Forget 'Likonomics', it's all about economic stimulus in China again
By using its old trick of spending its way to growth, the mainland runs the risk of falling deeper into its complicated structural problems
When Li Keqiang took over as premier early last year, he quickly became known for an economic plan called "Likonomics". According to some economists, it comprised three main parts: no stimulus, deleveraging and structural reforms. Does anyone remember this? Does Li himself remember this?
More than a year later and it has become apparent that parts, if not all, of "Likonomics" don't really work. As a result, the government has gone back to its old trick of boosting the economy, which - if you ask me - is still called "stimulus".
Last week, the State Council decided at a meeting chaired by Li to halve the income tax for more small enterprises, from the 1.2 million firms currently covered, and extend the policy to the end of 2016 to prop up the private sector and stabilise the job market.

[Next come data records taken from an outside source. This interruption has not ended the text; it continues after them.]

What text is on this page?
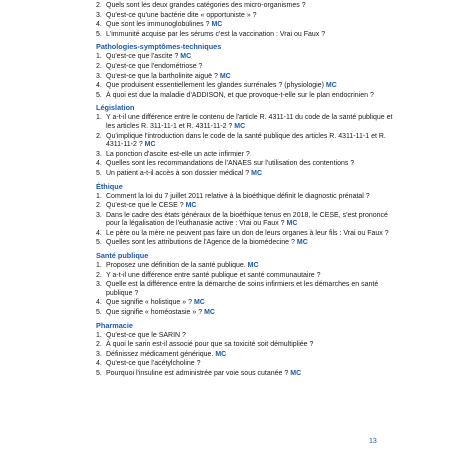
2. Quels sont les deux grandes catégories des micro-organismes ?
3. Qu'est-ce qu'une bactérie dite « opportuniste » ?
4. Que sont les immunoglobulines ? MC
5. L'immunité acquise par les sérums c'est la vaccination : Vrai ou Faux ?
Pathologies-symptômes-techniques
1. Qu'est-ce que l'ascite ? MC
2. Qu'est-ce que l'endométriose ?
3. Qu'est-ce que la bartholinite aiguë ? MC
4. Que produisent essentiellement les glandes surrénales ? (physiologie) MC
5. À quoi est due la maladie d'ADDISON, et que provoque-t-elle sur le plan endocrinien ?
Législation
1. Y a-t-il une différence entre le contenu de l'article R. 4311-11 du code de la santé publique et les articles R. 311-11-1 et R. 4311-11-2 ? MC
2. Qu'implique l'introduction dans le code de la santé publique des articles R. 4311-11-1 et R. 4311-11-2 ? MC
3. La ponction d'ascite est-elle un acte infirmier ?
4. Quelles sont les recommandations de l'ANAES sur l'utilisation des contentions ?
5. Un patient a-t-il accès à son dossier médical ? MC
Éthique
1. Comment la loi du 7 juillet 2011 relative à la bioéthique définit le diagnostic prénatal ?
2. Qu'est-ce que le CESE ? MC
3. Dans le cadre des états généraux de la bioéthique tenus en 2018, le CESE, s'est prononcé pour la légalisation de l'euthanasie active : Vrai ou Faux ? MC
4. Le père ou la mère ne peuvent pas faire un don de leurs organes à leur fils : Vrai ou Faux ?
5. Quelles sont les attributions de l'Agence de la biomédecine ? MC
Santé publique
1. Proposez une définition de la santé publique. MC
2. Y a-t-il une différence entre santé publique et santé communautaire ?
3. Quelle est la différence entre la démarche de soins infirmiers et les démarches en santé publique ?
4. Que signifie « holistique » ? MC
5. Que signifie « homéostasie » ? MC
Pharmacie
1. Qu'est-ce que le SARIN ?
2. À quoi le sarin est-il associé pour que sa toxicité soit démultipliée ?
3. Définissez médicament générique. MC
4. Qu'est-ce que l'acétylcholine ?
5. Pourquoi l'insuline est administrée par voie sous cutanée ? MC
13
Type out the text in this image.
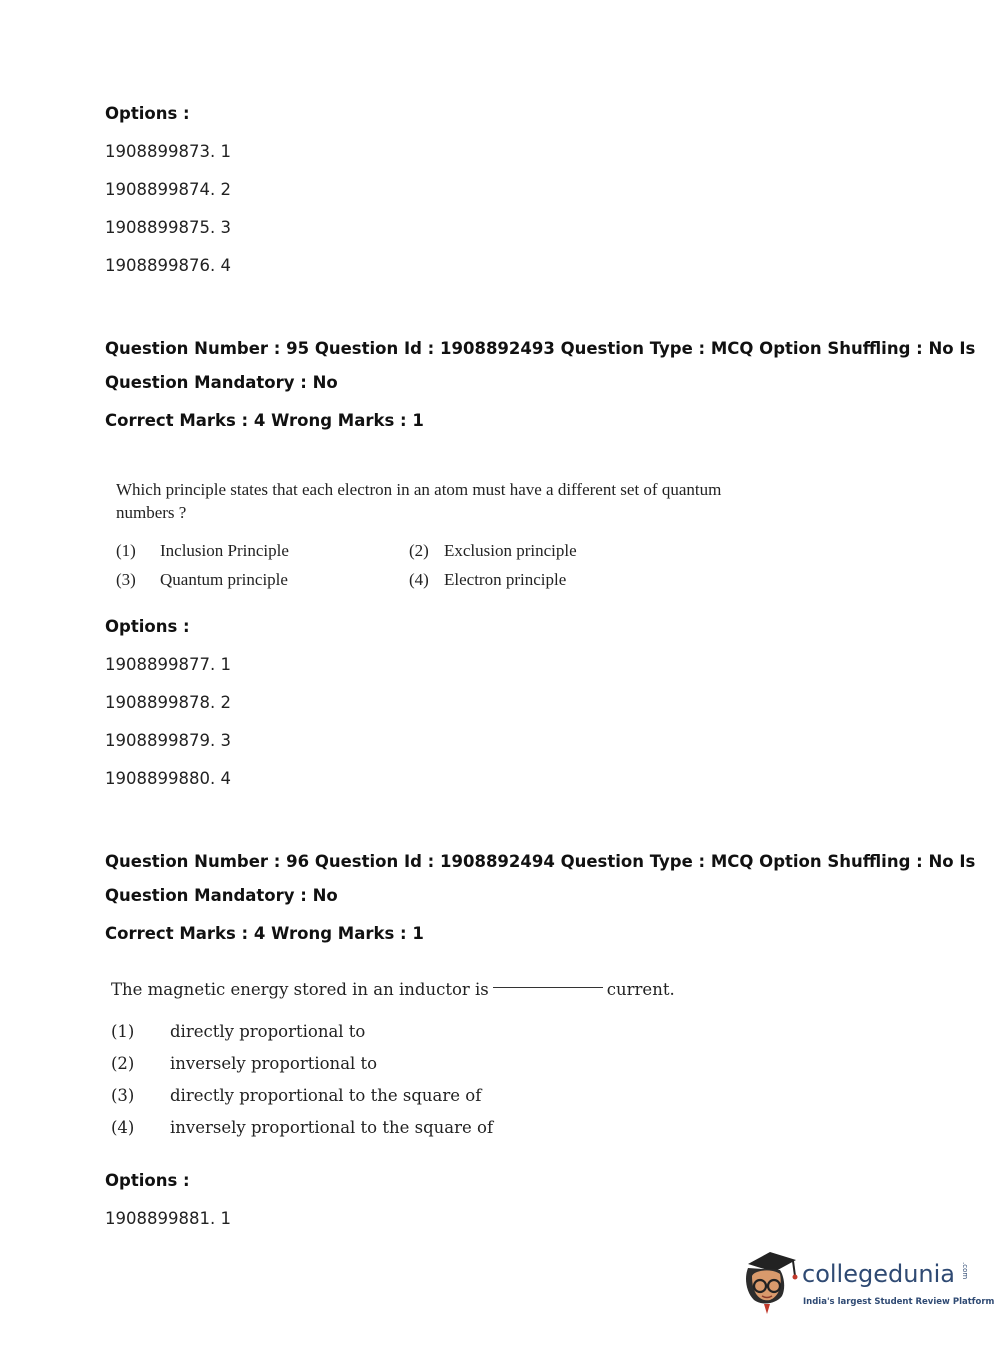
Options :
1908899873. 1
1908899874. 2
1908899875. 3
1908899876. 4
Question Number : 95 Question Id : 1908892493 Question Type : MCQ Option Shuffling : No Is
Question Mandatory : No
Correct Marks : 4 Wrong Marks : 1
Which principle states that each electron in an atom must have a different set of quantum
numbers ?
(1) Inclusion Principle	(2) Exclusion principle
(3) Quantum principle	(4) Electron principle
Options :
1908899877. 1
1908899878. 2
1908899879. 3
1908899880. 4
Question Number : 96 Question Id : 1908892494 Question Type : MCQ Option Shuffling : No Is
Question Mandatory : No
Correct Marks : 4 Wrong Marks : 1
The magnetic energy stored in an inductor is	current.
(1) directly proportional to
(2) inversely proportional to
(3) directly proportional to the square of
(4) inversely proportional to the square of
Options :
1908899881. 1
collegedunia .com
India's largest Student Review Platform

The government also pledged to renovate more shanty towns as part of efforts to boost housing supply for the poor and migrant workers.
Railway construction, particularly in the poorer central and western regions, would be accelerated, supported by a new development fund and railway construction bonds.
These efforts are similar to what happened during the two terms of Li's predecessor, Wen Jiabao. Wen managed to maintain economic growth during his tenure, but he was also largely blamed for creating asset bubbles that put the mainland economy at risk in the long term.
During Wen's premiership, he announced the milestone four trillion yuan (HK$5 trillion) economic stimulus plan, partly in response to the 2008 global financial crisis.
Later, the government guaranteed 10 trillion yuan in loan expansions to help maintain growth. Much of that went directly from the central bank to various infrastructure projects and local real estate investments.
I'm not suggesting Li's stimulus plan could go that far, but once you open the box of stimulus policies, the market will be curious to know what the next round of stimulus might be if the first round fails to maintain growth to meet the 7.5 per cent annual target.
There's no way Li wants to be the first premier to miss the growth target, which would reflect badly in his performance review next spring when the cabinet has its annual meeting.
ANZ's China chief economist Liu Ligang believes economic growth on the mainland in the first quarter could fall well below 7.5 per cent, which may explain why Li suddenly embraced the fiscal stimulus habit to boost the economy.
"But this old-fashioned [method] of recovery will hit a bump again in the middle of the year if the funding costs cannot be cut permanently," said Liu.
In other words, the mainland economy may be in bigger trouble now than in 2008, and neither Wen's big stimulus or Li's mini-stimulus are permanent solutions for addressing the country's complicated structural problems.
It reminds me of a line from the Hong Kong movie Infernal Affairs about good cops and bad cops, which says: "Sooner or later, you will have to repay the cost for what you enjoyed in the world."